The minutes of the ACM Publications Board show the considerable complexities and manual processing steps which had to be automated.
An example of a document converted using OpenOffice.org, is "ICT Development in Australia - A Strategic Policy Review" prepared for the Australian Computer Society by Professor Houghton. The web adaption of the report was created from the MS-Word version. This was done by first importing the MS-Word document into OpenOffice.org and saving in HTML. The HTML was run through the "Tidy" utility to replace formatting commands throughout the document with styles. The table of contents was then manually re-linked to the document sections and ALT text placed on images.
Using OpenOffice.org to produce HTML has limitations. A better approach may be to use OpenOffice's internal XML format as an intermediate format. This retains more information about the original MS-Word document, than is present in a HTML translation.
As an example the Microsoft Word Style Files for ACM Journals and IEEE Transactions were converted to OpenOffice format:
OpenOffice files are stored as a directory of ZIP compressed files. The text of the word processing document is stored in a file labeled "content.xml" in the directory. Images and other binary files are stored in sub-directories.
Styles from the original style sheet are reflected in text styles in the translated XML documents.

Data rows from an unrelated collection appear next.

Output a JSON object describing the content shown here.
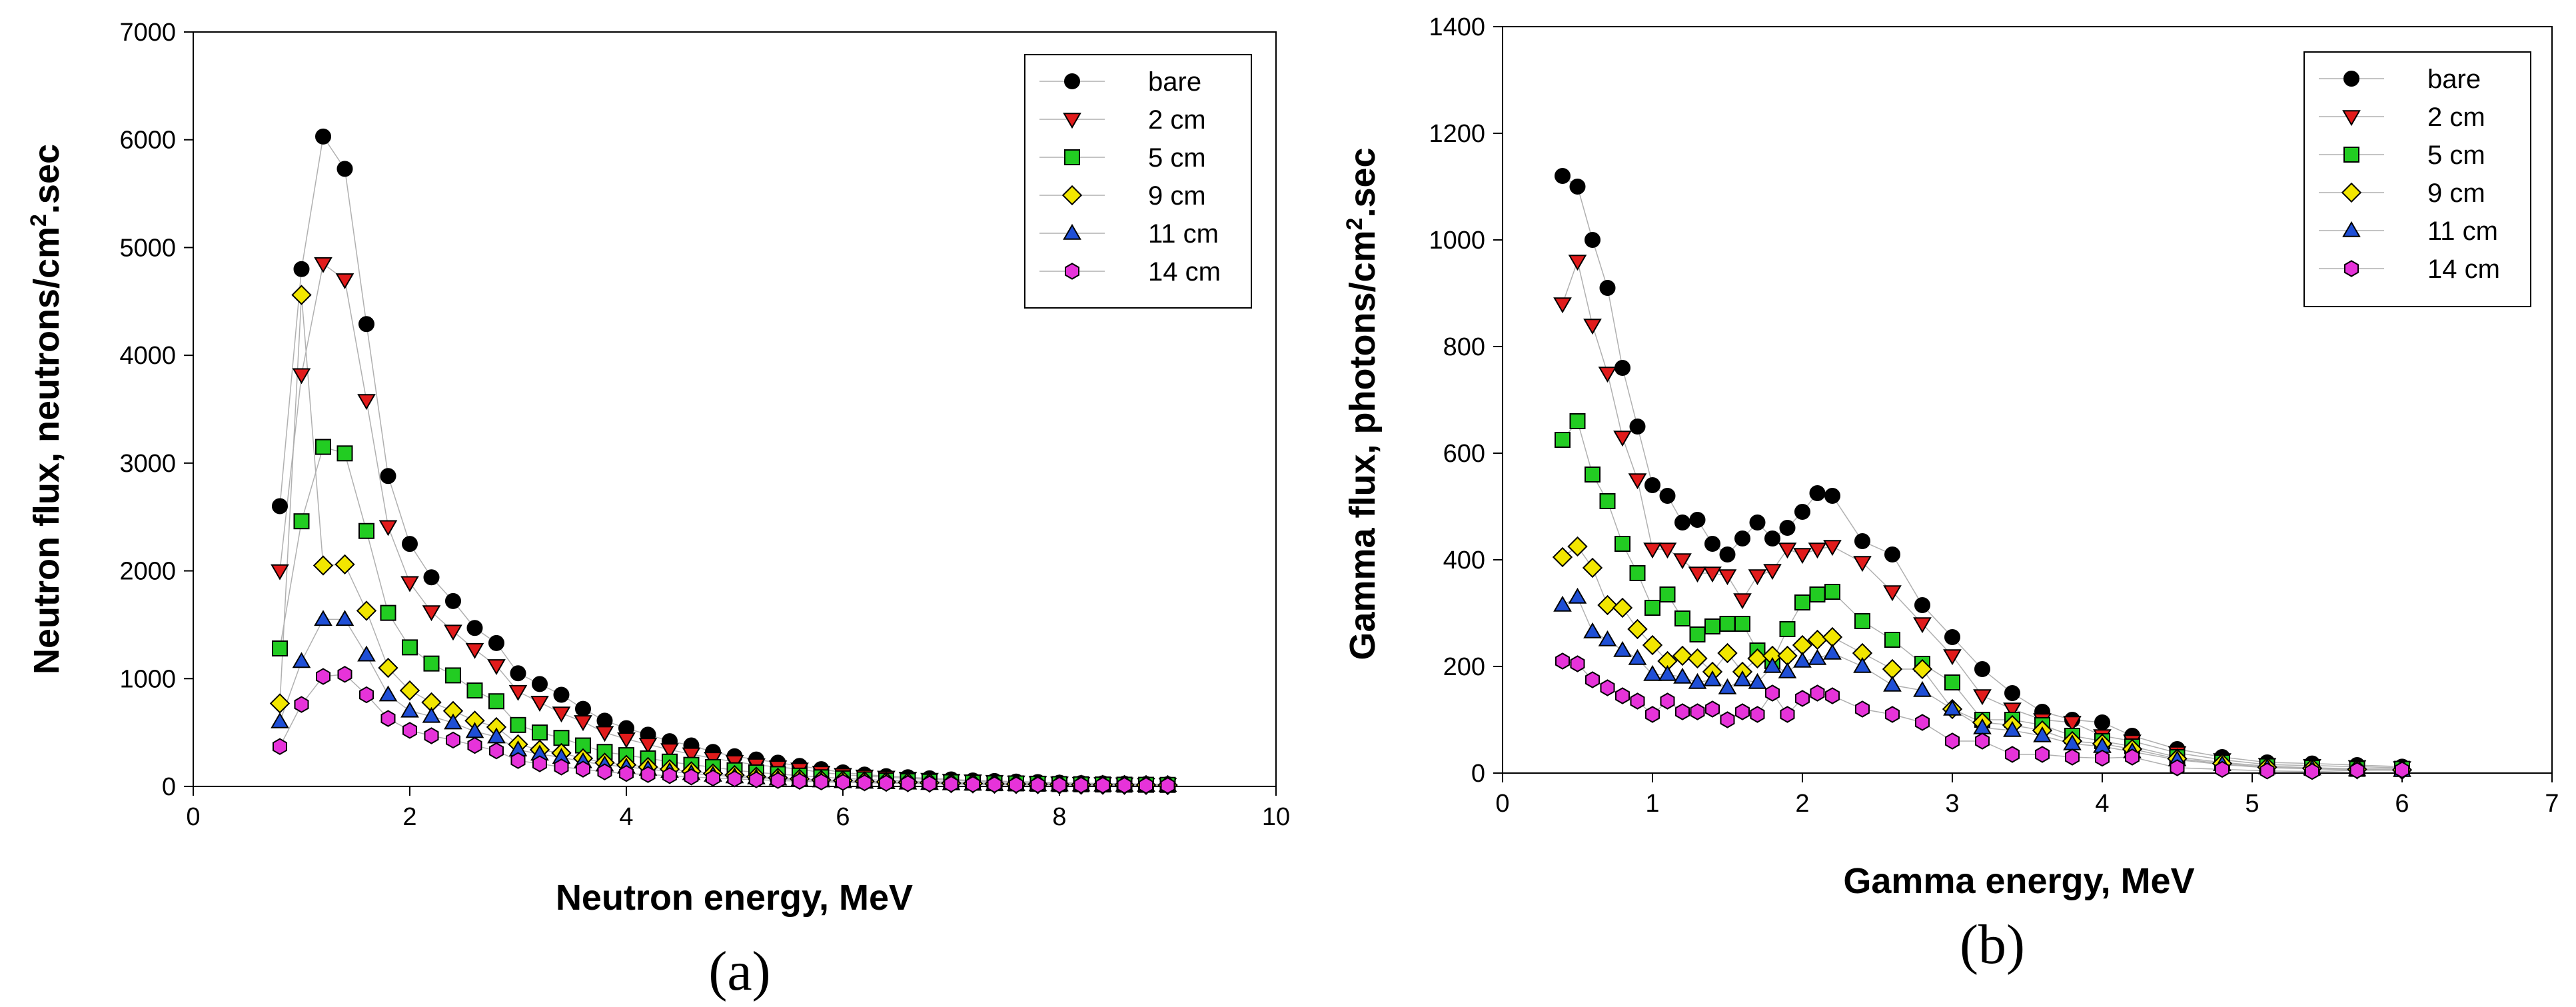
{
  "chart_data": [
    {
      "type": "scatter",
      "panel_label": "(a)",
      "xlabel": "Neutron energy, MeV",
      "ylabel_main": "Neutron flux, neutrons/cm",
      "ylabel_sup": "2",
      "ylabel_tail": ".sec",
      "xlim": [
        0,
        10
      ],
      "ylim": [
        0,
        7000
      ],
      "xticks": [
        0,
        2,
        4,
        6,
        8,
        10
      ],
      "yticks": [
        0,
        1000,
        2000,
        3000,
        4000,
        5000,
        6000,
        7000
      ],
      "grid": false,
      "legend_position": "top-right",
      "x": [
        0.8,
        1.0,
        1.2,
        1.4,
        1.6,
        1.8,
        2.0,
        2.2,
        2.4,
        2.6,
        2.8,
        3.0,
        3.2,
        3.4,
        3.6,
        3.8,
        4.0,
        4.2,
        4.4,
        4.6,
        4.8,
        5.0,
        5.2,
        5.4,
        5.6,
        5.8,
        6.0,
        6.2,
        6.4,
        6.6,
        6.8,
        7.0,
        7.2,
        7.4,
        7.6,
        7.8,
        8.0,
        8.2,
        8.4,
        8.6,
        8.8,
        9.0
      ],
      "series": [
        {
          "name": "bare",
          "marker": "circle",
          "color": "#000000",
          "values": [
            2600,
            4800,
            6030,
            5730,
            4290,
            2880,
            2250,
            1940,
            1720,
            1470,
            1330,
            1050,
            950,
            850,
            720,
            610,
            540,
            480,
            420,
            380,
            320,
            280,
            250,
            220,
            190,
            160,
            130,
            110,
            95,
            85,
            75,
            65,
            55,
            50,
            45,
            40,
            35,
            30,
            28,
            25,
            22,
            20
          ]
        },
        {
          "name": "2 cm",
          "marker": "triangle-down",
          "color": "#e11b1b",
          "values": [
            2000,
            3820,
            4850,
            4700,
            3580,
            2410,
            1890,
            1620,
            1440,
            1270,
            1120,
            880,
            780,
            680,
            600,
            500,
            440,
            390,
            340,
            300,
            260,
            230,
            200,
            180,
            160,
            130,
            110,
            95,
            85,
            75,
            65,
            55,
            50,
            45,
            40,
            35,
            30,
            27,
            25,
            22,
            20,
            18
          ]
        },
        {
          "name": "5 cm",
          "marker": "square",
          "color": "#22cc22",
          "values": [
            1280,
            2460,
            3150,
            3090,
            2370,
            1610,
            1290,
            1140,
            1030,
            890,
            790,
            570,
            500,
            450,
            380,
            320,
            290,
            260,
            230,
            200,
            180,
            150,
            130,
            115,
            100,
            85,
            75,
            65,
            55,
            50,
            45,
            40,
            35,
            30,
            28,
            25,
            22,
            20,
            18,
            16,
            15,
            14
          ]
        },
        {
          "name": "9 cm",
          "marker": "diamond",
          "color": "#f2e600",
          "values": [
            770,
            4560,
            2050,
            2060,
            1630,
            1100,
            890,
            780,
            700,
            610,
            550,
            390,
            340,
            310,
            260,
            220,
            200,
            180,
            160,
            140,
            120,
            105,
            90,
            80,
            70,
            60,
            55,
            48,
            42,
            38,
            34,
            30,
            27,
            24,
            22,
            20,
            18,
            16,
            15,
            14,
            13,
            12
          ]
        },
        {
          "name": "11 cm",
          "marker": "triangle-up",
          "color": "#1f4fd6",
          "values": [
            600,
            1160,
            1550,
            1550,
            1220,
            850,
            700,
            650,
            590,
            510,
            460,
            340,
            300,
            270,
            230,
            200,
            180,
            160,
            140,
            120,
            105,
            90,
            80,
            70,
            60,
            52,
            45,
            40,
            36,
            32,
            28,
            25,
            22,
            20,
            18,
            16,
            15,
            14,
            13,
            12,
            11,
            10
          ]
        },
        {
          "name": "14 cm",
          "marker": "hexagon",
          "color": "#e633d9",
          "values": [
            370,
            760,
            1020,
            1040,
            850,
            630,
            520,
            470,
            430,
            380,
            330,
            240,
            210,
            180,
            160,
            135,
            120,
            110,
            100,
            88,
            78,
            70,
            62,
            55,
            48,
            42,
            38,
            34,
            30,
            27,
            24,
            21,
            19,
            17,
            15,
            14,
            13,
            12,
            11,
            10,
            9,
            8
          ]
        }
      ]
    },
    {
      "type": "scatter",
      "panel_label": "(b)",
      "xlabel": "Gamma energy, MeV",
      "ylabel_main": "Gamma flux, photons/cm",
      "ylabel_sup": "2",
      "ylabel_tail": ".sec",
      "xlim": [
        0,
        7
      ],
      "ylim": [
        0,
        1400
      ],
      "xticks": [
        0,
        1,
        2,
        3,
        4,
        5,
        6,
        7
      ],
      "yticks": [
        0,
        200,
        400,
        600,
        800,
        1000,
        1200,
        1400
      ],
      "grid": false,
      "legend_position": "top-right",
      "x": [
        0.4,
        0.5,
        0.6,
        0.7,
        0.8,
        0.9,
        1.0,
        1.1,
        1.2,
        1.3,
        1.4,
        1.5,
        1.6,
        1.7,
        1.8,
        1.9,
        2.0,
        2.1,
        2.2,
        2.4,
        2.6,
        2.8,
        3.0,
        3.2,
        3.4,
        3.6,
        3.8,
        4.0,
        4.2,
        4.5,
        4.8,
        5.1,
        5.4,
        5.7,
        6.0
      ],
      "series": [
        {
          "name": "bare",
          "marker": "circle",
          "color": "#000000",
          "values": [
            1120,
            1100,
            1000,
            910,
            760,
            650,
            540,
            520,
            470,
            475,
            430,
            410,
            440,
            470,
            440,
            460,
            490,
            525,
            520,
            435,
            410,
            315,
            255,
            195,
            150,
            115,
            100,
            95,
            70,
            45,
            30,
            20,
            18,
            15,
            12
          ]
        },
        {
          "name": "2 cm",
          "marker": "triangle-down",
          "color": "#e11b1b",
          "values": [
            880,
            960,
            840,
            750,
            630,
            550,
            420,
            420,
            400,
            375,
            375,
            370,
            325,
            370,
            380,
            420,
            410,
            420,
            425,
            395,
            340,
            280,
            220,
            145,
            120,
            100,
            95,
            70,
            60,
            38,
            25,
            16,
            14,
            12,
            10
          ]
        },
        {
          "name": "5 cm",
          "marker": "square",
          "color": "#22cc22",
          "values": [
            625,
            660,
            560,
            510,
            430,
            375,
            310,
            335,
            290,
            260,
            275,
            280,
            280,
            230,
            210,
            270,
            320,
            335,
            340,
            285,
            250,
            205,
            170,
            100,
            100,
            90,
            70,
            60,
            50,
            30,
            20,
            13,
            10,
            8,
            8
          ]
        },
        {
          "name": "9 cm",
          "marker": "diamond",
          "color": "#f2e600",
          "values": [
            405,
            425,
            385,
            315,
            310,
            270,
            240,
            210,
            220,
            215,
            190,
            225,
            190,
            215,
            220,
            220,
            240,
            250,
            255,
            225,
            195,
            195,
            120,
            95,
            90,
            80,
            60,
            55,
            45,
            27,
            18,
            11,
            9,
            7,
            6
          ]
        },
        {
          "name": "11 cm",
          "marker": "triangle-up",
          "color": "#1f4fd6",
          "values": [
            315,
            330,
            265,
            250,
            230,
            215,
            185,
            185,
            180,
            170,
            175,
            160,
            175,
            170,
            200,
            190,
            210,
            215,
            225,
            200,
            165,
            155,
            120,
            85,
            80,
            70,
            55,
            50,
            40,
            25,
            16,
            10,
            8,
            6,
            5
          ]
        },
        {
          "name": "14 cm",
          "marker": "hexagon",
          "color": "#e633d9",
          "values": [
            210,
            205,
            175,
            160,
            145,
            135,
            110,
            135,
            115,
            115,
            120,
            100,
            115,
            110,
            150,
            110,
            140,
            150,
            145,
            120,
            110,
            95,
            60,
            60,
            35,
            35,
            30,
            28,
            30,
            10,
            7,
            4,
            3,
            5,
            6
          ]
        }
      ]
    }
  ]
}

A modified version of the Sun Microsystems developed Open Office format was adopted as an OASIS Standard on May 1, 2005. This "Open Document Format" (ODF) was adopted as an international standard ISO/IEC 26300:2006 in May 3, 2006.
Microsoft's Office Open XML format (OOXML) has similar features to ODF and is Draft International Standard 29500.
Both ODF and OOXML suffer from being derived from legacy word processing packages. A better alternative would be to use XHTML 2 and new CSS standards.
While the formats for publishing have been controversial, progress has been made on the metadata for publishing systems. The ACS has produced a Digital Library system which implements metadata for scholars via services such as the Arrow Discovery Service. A similar system is being implemented at the ANU for IFIP in 2008: IFIP Digital Library.